III
La première nuit d'angoisses.
Poursuivant sa course involontaire, Isaac Laquedem s'achemina vers le Sud. Le soir le surprit bientôt. Comment exprimer l'état d'angoisses dans lequel se trouvaient toute son âme et sa chair elle-même? Esclave d'une volonté mystérieuse, et dépouillé du pouvoir que tout homme a reçu sur ses membres, il vivait d'une vie nouvelle et passait comme un étranger, comme une matière, au milieu des hommes. Il sentait qu'il avait été précipité dans un abîme sans fond, et toutefois il ne pouvait se résoudre à quitter toute espérance.
La nuit venue, il lui sembla que le supplice allait cesser et qu'il rentrerait par le sommeil en possession du repos qu'il avait perdu. Il était fatigué par une longue marche; il entra dans une hôtellerie à Jethira, vers les confins du pays de Juda et non loin de l'ancienne Idumée. Sa physionomie avait quelque chose de surnaturel; on le fuyait comme une bête fauve; en vain il cria plusieurs fois pour qu'on lui apportât à manger et à boire: nul ne se présenta; il fut lui-même obligé de préparer son repas en se servant des ustensiles de la maison. Lorsqu'il eut achevé, il s'assit devant une table et commença à dîner; il ne resta pas assis plus de quelques secondes; ses jarrets détendus se roidirent tout à coup; un malaise accablant l'envahit, et il fut obligé de se lever. Il vit alors que nul remède ne viendrait guérir son mal, et qu'il était à jamais perdu; il versa ce soir-là plus de larmes que Rachel n'en versa lorsque ses enfants moururent; enfin il mangea debout. Cependant la fatigue amenait le sommeil: il se coucha; mais, plus vite encore qu'au moment où il s'était assis, les mêmes douleurs reparurent, et il se remit en route. Toute la nuit, il continua à marcher vers le Sud, lassé, brisé par la fatigue, et cependant marchant toujours.

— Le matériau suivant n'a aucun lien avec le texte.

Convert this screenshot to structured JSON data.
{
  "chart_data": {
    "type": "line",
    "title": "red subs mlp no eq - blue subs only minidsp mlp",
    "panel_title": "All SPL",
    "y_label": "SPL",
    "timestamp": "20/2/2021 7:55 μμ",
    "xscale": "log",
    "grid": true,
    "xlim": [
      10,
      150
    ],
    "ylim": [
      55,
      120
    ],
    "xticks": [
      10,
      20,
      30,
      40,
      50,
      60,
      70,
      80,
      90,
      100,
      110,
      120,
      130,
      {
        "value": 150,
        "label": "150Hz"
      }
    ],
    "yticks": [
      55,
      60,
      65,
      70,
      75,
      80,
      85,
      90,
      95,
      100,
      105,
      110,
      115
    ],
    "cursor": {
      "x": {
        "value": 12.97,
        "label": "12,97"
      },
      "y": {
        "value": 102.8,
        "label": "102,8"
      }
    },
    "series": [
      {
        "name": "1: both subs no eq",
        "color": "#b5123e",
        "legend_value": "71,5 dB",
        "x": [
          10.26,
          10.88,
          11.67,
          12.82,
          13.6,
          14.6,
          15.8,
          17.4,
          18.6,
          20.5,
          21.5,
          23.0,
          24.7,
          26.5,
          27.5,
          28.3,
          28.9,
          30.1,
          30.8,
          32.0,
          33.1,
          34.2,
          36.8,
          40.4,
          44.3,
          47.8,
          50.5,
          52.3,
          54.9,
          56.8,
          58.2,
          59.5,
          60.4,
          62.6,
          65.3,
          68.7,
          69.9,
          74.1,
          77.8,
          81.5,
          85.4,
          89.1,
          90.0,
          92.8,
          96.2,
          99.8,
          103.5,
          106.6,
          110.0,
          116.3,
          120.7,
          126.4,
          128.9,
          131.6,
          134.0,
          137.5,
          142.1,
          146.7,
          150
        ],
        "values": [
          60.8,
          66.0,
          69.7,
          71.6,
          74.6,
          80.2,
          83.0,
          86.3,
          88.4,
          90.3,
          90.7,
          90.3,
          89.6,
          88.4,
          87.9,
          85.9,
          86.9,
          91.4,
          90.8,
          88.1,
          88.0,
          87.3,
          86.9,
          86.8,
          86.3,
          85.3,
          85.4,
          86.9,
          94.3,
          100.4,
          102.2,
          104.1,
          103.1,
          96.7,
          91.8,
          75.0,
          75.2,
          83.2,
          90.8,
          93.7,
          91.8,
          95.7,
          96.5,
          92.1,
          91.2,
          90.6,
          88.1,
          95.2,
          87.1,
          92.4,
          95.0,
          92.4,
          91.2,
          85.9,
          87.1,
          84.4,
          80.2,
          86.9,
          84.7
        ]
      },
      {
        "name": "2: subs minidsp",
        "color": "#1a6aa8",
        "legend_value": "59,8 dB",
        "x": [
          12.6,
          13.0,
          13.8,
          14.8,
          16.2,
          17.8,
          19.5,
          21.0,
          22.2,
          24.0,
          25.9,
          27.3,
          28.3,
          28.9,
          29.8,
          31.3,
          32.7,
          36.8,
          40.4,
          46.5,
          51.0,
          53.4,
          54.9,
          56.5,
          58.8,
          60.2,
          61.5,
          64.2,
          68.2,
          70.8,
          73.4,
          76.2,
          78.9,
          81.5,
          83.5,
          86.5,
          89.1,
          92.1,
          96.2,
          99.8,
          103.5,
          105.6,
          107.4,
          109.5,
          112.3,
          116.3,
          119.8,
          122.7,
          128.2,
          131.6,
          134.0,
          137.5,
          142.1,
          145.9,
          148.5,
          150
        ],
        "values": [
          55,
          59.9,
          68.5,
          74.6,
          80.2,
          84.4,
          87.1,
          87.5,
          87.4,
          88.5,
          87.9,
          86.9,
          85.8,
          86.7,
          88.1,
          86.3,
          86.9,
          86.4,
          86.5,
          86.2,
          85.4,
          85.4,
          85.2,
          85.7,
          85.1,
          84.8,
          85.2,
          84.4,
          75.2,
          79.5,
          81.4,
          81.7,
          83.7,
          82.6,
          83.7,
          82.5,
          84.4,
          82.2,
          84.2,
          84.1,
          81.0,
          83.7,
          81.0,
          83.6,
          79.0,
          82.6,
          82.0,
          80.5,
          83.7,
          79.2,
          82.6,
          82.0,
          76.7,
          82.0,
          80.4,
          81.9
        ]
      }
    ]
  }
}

Quel sort que le sien! il détestait son crime, il avait le coeur déchiré lorsqu'il songeait au supplice de Jésus et à la brutalité de ses paroles. Le voilà donc en route pour un voyage sans fin, ne choisissant pas toujours son chemin, poussé irrésistiblement d'une colline vers une autre colline et d'un pays vers l'autre.
Il lui vint à l'esprit une pensée qui ne laissa pas d'accroître son effroi: il n'avait pas un denier. Est-ce qu'il était aussi condamné à la pauvreté éternelle? est-ce qu'il ne devait pas avoir de quoi payer du pain, de quoi payer un verre d'eau? et, faute de pain et d'eau, était-il destiné à marcher toujours sans manger ni boire, torturé par la faim et par la soif, comme il était déjà écrasé sous son désespoir et fouetté par la fatigue? Sa main s'étant alors glissée dans sa tunique, il sentit une pièce de monnaie: c'était un double denier frappé à l'effigie de Tibère [52], qui valait à peu près ce que valent cinq sous de France.
Note 52:[ (retour) ] La Judée était alors une province de l'empire romain, et Tibère régnait à Rome depuis dix-neuf ans.